# Datascience Capstone Week 3: Torono Neighborhood data

In [1]:
import pandas as pd
import numpy as np
import requests
from bs4 import BeautifulSoup as soup

In [2]:
url='https://en.wikipedia.org/wiki/List_of_postal_codes_of_Canada:_M'

**Using requests to call the url and get the data**

In [3]:
wiki_url=requests.get(url)

## Using Pandas to create the Dataframe

In [4]:
df_wiki=pd.read_html(wiki_url.text)
len(df_wiki),type(df_wiki)

(3, list)

In [5]:
torono_data=df_wiki[0]
torono_data.head()

Unnamed: 0,Postal Code,Borough,Neighborhood
0,M1A,Not assigned,Not assigned
1,M2A,Not assigned,Not assigned
2,M3A,North York,Parkwoods
3,M4A,North York,Victoria Village
4,M5A,Downtown Toronto,"Regent Park, Harbourfront"


In [6]:
torono_data.shape

(180, 3)

**Remove the rows with no assigned borough**

In [7]:
torono_data["Borough"].replace("Not assigned",np.nan,inplace=True)
torono_data.dropna(inplace=True)
torono_data.reset_index(drop=True, inplace=True)
torono_data.head()

Unnamed: 0,Postal Code,Borough,Neighborhood
0,M3A,North York,Parkwoods
1,M4A,North York,Victoria Village
2,M5A,Downtown Toronto,"Regent Park, Harbourfront"
3,M6A,North York,"Lawrence Manor, Lawrence Heights"
4,M7A,Downtown Toronto,"Queen's Park, Ontario Provincial Government"

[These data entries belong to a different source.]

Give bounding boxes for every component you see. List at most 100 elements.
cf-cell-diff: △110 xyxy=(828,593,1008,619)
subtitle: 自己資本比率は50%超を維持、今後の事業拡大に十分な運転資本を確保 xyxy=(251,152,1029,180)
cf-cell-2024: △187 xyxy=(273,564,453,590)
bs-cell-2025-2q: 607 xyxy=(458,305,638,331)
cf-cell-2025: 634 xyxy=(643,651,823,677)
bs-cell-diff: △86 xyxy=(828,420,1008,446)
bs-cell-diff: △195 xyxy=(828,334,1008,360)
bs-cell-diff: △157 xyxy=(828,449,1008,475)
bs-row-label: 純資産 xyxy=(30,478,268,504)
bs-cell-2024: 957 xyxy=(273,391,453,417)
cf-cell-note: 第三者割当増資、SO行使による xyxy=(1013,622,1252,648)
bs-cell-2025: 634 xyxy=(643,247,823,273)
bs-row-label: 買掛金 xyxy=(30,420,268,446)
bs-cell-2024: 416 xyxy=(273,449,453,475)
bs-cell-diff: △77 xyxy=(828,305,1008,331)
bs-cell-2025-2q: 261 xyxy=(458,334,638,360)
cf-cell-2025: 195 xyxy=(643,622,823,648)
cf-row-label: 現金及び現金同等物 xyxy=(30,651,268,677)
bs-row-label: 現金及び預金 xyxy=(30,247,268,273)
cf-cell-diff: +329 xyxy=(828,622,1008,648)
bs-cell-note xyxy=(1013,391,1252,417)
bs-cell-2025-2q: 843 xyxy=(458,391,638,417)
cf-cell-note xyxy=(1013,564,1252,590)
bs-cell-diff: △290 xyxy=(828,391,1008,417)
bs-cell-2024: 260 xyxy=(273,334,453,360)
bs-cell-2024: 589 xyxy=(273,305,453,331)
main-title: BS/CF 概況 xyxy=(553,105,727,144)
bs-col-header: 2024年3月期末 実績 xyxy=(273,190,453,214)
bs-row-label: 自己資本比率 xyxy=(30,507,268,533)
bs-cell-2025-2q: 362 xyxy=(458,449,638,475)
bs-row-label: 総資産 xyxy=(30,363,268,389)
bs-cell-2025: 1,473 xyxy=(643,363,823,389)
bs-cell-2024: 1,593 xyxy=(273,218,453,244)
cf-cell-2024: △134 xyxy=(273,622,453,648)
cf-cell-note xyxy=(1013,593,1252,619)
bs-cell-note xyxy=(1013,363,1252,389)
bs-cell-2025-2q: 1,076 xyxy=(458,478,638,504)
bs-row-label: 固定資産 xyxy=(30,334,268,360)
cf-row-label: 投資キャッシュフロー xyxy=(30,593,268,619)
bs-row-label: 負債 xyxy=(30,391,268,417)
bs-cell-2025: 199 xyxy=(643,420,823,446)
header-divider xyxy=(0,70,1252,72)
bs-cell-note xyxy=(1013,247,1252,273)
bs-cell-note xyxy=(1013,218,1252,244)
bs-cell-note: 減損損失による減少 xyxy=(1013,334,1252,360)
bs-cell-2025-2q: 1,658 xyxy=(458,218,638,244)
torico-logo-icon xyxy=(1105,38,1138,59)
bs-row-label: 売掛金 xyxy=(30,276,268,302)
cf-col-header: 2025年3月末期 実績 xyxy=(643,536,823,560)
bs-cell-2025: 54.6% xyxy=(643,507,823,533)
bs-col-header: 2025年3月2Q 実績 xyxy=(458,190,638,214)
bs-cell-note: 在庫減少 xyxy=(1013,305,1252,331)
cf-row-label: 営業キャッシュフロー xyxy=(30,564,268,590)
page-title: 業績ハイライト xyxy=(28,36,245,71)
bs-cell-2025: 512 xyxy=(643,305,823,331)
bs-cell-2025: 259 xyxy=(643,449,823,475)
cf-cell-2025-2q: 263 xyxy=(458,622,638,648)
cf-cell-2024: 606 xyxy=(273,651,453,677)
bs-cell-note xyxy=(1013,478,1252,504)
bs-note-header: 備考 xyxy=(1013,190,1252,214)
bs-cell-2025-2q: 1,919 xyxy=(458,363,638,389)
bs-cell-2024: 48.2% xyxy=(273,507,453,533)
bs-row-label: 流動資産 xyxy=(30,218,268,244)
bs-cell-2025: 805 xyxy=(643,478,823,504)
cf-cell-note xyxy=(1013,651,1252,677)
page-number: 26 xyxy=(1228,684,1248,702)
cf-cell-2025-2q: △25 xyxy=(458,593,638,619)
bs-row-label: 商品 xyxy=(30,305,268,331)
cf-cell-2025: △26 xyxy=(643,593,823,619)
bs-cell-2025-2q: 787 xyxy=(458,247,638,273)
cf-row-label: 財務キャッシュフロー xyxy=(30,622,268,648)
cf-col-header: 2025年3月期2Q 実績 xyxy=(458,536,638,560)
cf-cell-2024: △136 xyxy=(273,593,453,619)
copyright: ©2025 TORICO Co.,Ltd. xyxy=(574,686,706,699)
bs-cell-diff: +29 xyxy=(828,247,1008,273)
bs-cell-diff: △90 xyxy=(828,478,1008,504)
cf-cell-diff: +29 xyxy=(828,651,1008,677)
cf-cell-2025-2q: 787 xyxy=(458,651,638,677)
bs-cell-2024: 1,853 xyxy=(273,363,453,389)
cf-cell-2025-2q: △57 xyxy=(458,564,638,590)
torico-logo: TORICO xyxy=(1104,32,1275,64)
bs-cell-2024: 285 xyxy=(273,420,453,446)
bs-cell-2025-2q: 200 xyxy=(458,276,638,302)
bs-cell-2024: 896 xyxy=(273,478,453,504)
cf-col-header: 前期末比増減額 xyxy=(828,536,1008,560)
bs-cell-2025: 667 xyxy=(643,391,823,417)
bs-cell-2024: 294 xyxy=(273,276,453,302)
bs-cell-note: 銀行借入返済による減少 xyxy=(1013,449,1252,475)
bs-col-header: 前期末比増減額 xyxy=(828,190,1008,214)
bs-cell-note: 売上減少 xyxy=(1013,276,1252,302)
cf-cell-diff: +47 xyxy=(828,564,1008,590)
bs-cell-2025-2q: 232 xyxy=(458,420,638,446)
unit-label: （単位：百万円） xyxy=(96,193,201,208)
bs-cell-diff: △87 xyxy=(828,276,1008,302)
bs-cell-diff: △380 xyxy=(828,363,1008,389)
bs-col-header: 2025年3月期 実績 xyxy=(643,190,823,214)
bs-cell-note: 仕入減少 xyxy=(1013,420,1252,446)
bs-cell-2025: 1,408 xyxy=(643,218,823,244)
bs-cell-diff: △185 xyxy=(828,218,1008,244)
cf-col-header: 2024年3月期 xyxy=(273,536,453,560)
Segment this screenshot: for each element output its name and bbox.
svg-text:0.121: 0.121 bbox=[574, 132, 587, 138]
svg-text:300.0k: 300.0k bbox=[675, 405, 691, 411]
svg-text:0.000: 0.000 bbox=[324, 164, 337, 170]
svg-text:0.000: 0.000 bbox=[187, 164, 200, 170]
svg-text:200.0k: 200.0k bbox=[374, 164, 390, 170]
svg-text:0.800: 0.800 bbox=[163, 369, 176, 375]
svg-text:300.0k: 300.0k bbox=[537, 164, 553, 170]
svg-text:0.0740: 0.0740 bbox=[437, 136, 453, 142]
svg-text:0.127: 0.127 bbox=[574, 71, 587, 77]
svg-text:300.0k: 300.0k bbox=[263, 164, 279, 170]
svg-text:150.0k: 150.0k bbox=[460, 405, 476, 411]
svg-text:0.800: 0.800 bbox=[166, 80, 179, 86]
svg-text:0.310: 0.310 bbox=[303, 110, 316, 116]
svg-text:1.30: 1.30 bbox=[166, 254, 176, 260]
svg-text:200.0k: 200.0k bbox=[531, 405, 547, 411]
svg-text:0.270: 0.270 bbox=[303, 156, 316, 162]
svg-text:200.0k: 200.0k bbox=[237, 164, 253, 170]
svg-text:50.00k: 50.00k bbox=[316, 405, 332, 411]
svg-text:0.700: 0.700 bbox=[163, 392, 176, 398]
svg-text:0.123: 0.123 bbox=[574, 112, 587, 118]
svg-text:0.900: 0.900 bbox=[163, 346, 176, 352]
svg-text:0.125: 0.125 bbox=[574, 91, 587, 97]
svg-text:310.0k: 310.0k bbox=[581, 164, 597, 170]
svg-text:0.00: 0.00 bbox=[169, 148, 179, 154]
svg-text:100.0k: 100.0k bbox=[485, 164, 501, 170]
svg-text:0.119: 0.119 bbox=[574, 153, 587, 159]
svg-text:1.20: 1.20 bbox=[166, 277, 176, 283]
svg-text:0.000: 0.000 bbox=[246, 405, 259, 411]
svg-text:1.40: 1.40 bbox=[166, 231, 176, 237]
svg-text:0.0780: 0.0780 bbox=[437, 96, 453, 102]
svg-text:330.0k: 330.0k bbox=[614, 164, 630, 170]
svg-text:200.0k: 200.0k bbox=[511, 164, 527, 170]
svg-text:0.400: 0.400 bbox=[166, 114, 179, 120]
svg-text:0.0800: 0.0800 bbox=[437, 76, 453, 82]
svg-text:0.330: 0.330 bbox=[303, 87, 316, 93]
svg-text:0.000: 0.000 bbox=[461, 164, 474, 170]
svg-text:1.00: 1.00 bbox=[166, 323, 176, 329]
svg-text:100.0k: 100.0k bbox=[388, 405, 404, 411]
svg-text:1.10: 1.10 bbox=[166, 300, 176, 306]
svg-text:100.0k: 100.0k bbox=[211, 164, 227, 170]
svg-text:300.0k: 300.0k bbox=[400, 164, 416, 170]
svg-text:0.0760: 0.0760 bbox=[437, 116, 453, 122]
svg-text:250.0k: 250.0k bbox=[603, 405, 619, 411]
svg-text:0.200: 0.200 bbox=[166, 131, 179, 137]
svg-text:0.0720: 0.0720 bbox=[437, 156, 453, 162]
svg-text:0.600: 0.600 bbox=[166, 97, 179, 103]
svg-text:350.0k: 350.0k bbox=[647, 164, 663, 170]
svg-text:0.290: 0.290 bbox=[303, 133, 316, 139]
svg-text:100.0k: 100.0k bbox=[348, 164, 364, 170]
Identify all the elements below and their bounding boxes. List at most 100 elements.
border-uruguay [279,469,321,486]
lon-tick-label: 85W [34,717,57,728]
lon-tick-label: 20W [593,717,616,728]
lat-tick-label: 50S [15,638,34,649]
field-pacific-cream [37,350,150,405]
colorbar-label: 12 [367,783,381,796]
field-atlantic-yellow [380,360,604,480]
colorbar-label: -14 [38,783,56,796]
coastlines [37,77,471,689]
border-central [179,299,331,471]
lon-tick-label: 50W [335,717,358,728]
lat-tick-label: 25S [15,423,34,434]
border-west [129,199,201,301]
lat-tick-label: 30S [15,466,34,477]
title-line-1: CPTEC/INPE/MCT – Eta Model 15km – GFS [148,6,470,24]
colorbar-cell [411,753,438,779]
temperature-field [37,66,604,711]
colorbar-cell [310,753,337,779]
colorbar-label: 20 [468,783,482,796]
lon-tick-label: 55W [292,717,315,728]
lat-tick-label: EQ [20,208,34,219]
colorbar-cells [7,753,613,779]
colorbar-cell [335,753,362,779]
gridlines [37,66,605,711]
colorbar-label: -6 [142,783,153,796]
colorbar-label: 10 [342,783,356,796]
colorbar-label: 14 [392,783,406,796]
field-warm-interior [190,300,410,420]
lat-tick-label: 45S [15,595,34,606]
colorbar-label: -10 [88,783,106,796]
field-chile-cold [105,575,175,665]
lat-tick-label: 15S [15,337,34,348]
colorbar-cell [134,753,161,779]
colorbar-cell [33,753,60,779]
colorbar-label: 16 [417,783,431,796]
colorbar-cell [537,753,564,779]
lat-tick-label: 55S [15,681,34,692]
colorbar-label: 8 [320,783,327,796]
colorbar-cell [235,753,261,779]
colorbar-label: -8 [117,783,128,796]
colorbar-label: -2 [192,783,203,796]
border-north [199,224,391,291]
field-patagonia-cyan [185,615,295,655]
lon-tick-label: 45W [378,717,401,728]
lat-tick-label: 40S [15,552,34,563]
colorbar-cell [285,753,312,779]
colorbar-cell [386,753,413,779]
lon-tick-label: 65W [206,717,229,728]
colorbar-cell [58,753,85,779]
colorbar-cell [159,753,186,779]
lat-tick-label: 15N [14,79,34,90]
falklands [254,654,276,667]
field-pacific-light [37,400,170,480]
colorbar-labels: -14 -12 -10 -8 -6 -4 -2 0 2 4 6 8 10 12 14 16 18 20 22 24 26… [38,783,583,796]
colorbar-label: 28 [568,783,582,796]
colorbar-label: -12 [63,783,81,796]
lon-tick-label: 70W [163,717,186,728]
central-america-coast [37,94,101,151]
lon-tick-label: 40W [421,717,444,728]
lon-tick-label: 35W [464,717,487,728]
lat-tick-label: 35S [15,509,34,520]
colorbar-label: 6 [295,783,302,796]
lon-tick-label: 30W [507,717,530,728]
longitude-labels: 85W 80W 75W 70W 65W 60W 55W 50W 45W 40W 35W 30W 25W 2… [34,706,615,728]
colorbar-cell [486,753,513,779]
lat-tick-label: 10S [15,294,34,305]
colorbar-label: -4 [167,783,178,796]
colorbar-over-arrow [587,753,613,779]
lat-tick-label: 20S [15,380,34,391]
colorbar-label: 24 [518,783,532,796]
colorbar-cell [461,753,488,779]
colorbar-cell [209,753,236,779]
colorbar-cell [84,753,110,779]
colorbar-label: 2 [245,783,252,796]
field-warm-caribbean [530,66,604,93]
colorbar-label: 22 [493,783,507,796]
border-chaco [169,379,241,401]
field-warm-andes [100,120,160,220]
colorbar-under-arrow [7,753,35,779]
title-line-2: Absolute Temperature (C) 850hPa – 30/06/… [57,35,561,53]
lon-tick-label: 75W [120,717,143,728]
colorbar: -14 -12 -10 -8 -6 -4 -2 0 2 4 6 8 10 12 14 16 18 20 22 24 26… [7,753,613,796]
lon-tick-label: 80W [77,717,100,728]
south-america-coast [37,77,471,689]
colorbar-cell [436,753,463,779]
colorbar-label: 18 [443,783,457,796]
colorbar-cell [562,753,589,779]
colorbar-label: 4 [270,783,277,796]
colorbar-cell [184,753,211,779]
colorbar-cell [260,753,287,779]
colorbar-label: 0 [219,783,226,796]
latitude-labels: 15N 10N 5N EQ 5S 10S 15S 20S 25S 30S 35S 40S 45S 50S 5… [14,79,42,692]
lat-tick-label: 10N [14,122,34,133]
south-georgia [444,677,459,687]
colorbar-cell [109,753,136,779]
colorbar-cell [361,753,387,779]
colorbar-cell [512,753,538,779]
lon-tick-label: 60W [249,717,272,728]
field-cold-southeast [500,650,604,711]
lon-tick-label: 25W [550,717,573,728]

**Change the "Not assigned" neighborhood with the corresponding borough name**

In [8]:
torono_data[torono_data["Neighborhood"]=="Not assigned"].index

Int64Index([], dtype='int64')

There are no row with the Neighbourhood column containing "Not assigned"

In [9]:
count = 0
for row in range(len(torono_data)):
    if torono_data.iloc[row,2]=="Not assigned":
        torono_data.iloc[row,2]=torono_data.iloc[row,1]
        count=count+1
print("Replaced {} rows".format(count))

Replaced 0 rows


**Combine the Neighbourhoods with the same Postal Code**

In [10]:
torono_data[torono_data.duplicated(subset=["Postal Code"])].index

Int64Index([], dtype='int64')

In [18]:
if len(torono_data["Postal Code"]==set(torono_data["Postal Code"])): #check if there are any rows to modify
    print("No rows with repeating postal codes")
else: #Combine the rows with the same postal code
    for duplicate in torono_data["Postal Code"][torono_data.duplicated(subset=["Postal Code"], keep='first')]:
        comb_borough=""
        for brough in torono_data["Borough"][torono_data["Postal Code"]==duplicate]:
            comb_borough=comb_borough+","+brough
        torono_data["Borough"][torono_data["Postal Code"]==duplicate][0]=comb_borough
    torono_data.drop(axis=0,index=torono_data[torono_data.duplicated(subset=["Postal Code"])].index,inplace=True) 

No rows with repeating postal codes


**Final Shape of the DataFrame**

In [19]:
torono_data.shape

(103, 3)